Janie bent forward, and as she did her hands came up. The story magazine ripped apart and the pages scattered around the porch-room. It felt like her innards had tore loose inside and she couldn’t even breathe it hurt so bad. She fell on her knees and bit down on her lip.
Ernie cuffed her in the ear. She fell sideways, and her elbow hit the floor first, and that sent a juicy kind of pain up through her shoulder so strong she thought her heart would blow up from it. She put out her hand and managed to hold herself upright, but only barely and not for long.
Because next Ernie kicked that arm out from under her. He was wearing his big work boots, and they added weight enough to the kick that she fell completely.
She rolled onto her back.
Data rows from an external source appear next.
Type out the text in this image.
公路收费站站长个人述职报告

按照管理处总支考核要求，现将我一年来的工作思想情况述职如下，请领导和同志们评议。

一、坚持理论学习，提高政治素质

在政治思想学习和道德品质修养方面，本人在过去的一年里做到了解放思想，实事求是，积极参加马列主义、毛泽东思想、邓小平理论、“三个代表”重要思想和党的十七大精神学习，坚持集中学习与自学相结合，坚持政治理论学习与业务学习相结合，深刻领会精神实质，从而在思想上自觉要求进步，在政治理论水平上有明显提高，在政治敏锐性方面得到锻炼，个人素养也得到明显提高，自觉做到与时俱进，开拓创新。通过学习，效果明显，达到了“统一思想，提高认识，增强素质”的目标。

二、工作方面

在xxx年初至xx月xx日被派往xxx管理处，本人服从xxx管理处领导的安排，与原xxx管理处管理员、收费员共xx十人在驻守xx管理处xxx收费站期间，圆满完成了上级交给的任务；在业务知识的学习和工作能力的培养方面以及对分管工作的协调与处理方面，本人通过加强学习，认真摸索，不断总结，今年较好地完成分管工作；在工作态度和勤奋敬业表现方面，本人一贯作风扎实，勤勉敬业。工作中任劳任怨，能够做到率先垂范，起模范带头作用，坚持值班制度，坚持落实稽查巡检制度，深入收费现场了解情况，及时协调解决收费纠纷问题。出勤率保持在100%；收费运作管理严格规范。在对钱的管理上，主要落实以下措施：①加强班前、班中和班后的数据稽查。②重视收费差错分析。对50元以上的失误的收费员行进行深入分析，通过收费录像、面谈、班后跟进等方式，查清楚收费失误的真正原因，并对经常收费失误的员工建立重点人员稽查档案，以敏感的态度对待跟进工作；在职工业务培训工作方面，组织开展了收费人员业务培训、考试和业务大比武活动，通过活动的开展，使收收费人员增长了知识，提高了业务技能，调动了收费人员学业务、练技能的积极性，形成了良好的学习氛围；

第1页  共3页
She was wearing boots too — not as big as Ernie’s, but high and black and plenty hard in the heel — and though she knew better, she used them to kick up at her husband. She caught him in the knee, and it wasn’t the right angle to knock him down, but it sure must’ve hurt. Because he yelled something fierce then — louder even than when he’d chopped near-through his pinkie finger with the wood-axe that time, mad enough to put a bit of fear in her.
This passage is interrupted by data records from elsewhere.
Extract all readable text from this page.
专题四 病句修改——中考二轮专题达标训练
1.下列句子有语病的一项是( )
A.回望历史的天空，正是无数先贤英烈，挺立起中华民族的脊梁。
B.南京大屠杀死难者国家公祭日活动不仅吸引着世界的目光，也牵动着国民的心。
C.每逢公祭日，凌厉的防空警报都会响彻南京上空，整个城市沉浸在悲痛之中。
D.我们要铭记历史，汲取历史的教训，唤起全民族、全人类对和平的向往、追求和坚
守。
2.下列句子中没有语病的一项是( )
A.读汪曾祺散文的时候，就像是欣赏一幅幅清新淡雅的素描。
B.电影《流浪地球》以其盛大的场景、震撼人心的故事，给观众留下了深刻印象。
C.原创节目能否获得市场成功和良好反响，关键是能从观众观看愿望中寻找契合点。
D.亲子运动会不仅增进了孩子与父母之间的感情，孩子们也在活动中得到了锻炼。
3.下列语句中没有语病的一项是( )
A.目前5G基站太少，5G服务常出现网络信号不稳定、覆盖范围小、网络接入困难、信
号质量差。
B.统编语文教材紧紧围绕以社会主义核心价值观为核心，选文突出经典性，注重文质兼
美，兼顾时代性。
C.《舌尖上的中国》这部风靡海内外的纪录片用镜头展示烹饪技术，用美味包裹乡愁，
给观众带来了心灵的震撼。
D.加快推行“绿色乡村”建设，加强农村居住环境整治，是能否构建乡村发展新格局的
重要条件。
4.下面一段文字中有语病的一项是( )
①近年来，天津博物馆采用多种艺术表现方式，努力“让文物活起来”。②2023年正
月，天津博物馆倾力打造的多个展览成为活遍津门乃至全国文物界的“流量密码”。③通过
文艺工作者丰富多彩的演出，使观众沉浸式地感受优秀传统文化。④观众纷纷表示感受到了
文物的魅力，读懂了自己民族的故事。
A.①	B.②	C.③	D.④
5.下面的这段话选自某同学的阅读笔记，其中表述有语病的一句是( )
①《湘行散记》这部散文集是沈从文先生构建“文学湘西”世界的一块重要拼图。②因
He jumped back on one foot, and clutched at the other one with both hands and hopped around some. Janie finally sucked in some air, which was good because her eyes were starting to go all speckly for lack of it, and she started to get up.
She was up on one knee when Ernie let
go of his knee and stopped hollering. His foot dropped to the floor with a thump, and his hands fell back to his sides again. Janie put her other foot beneath her and stood up. Hers and Ernie’s eyes met, and Janie thought again about the wasp rule.
Should have done like I was told, she thought, fear still working at her middle like a little gnawing mouse. Should have kept still.
Let him get his sniff.
Because sad-eyed Ernie didn’t look sad any more. His eyes had lost their droop, and his mouth had managed to turn itself up at the corners, opening a little more than usual in the middle. She’d seen him smile once or twice at least in their twenty years together, but Janie didn’t remember her husband having so many teeth.
He jumped at her.
He came so fast she might as well have had her eyes closed. One second he was standing there grinning, showing off those teeth — the next, he was on top of her, and she was back on the floor. He punched and punched. Lying now on the floor with the sky turning black before her eyes, Janie remembered him hitting her in the stomach, in the ribs, a bad hit to her neck, and then, when she put her wrist up to block him, he bit —
And that was all.
“Ow,” muttered Janie. She brought her hand up to her head, touched it to a crusted-over gash above her ear, and took it away again. She didn’t remember getting that one. Must’ve happened after the neck punch and the bite; in that whole time Janie couldn’t remember when the sky had gone from blue to black.
Janie put the hand underneath her, and pushed herself upright. She was scared that she wouldn’t be able to stand up, and she was a bit dizzy at first. But she shut her eyes and counted to three, and when she opened them again she felt better. She got to her feet and looked around her.
The pages from the story magazine she’d ripped were still on the floor. Some of them had blood on them. There was a lot of blood on the floor where her head had been. The front door from the porch was closed. The floor lamp by the big window had fallen over. When Janie went to pick it up, she looked out and saw that the waves were so big they washed clear over the top of the dock. There was no boat at the dock. So Ernie was gone.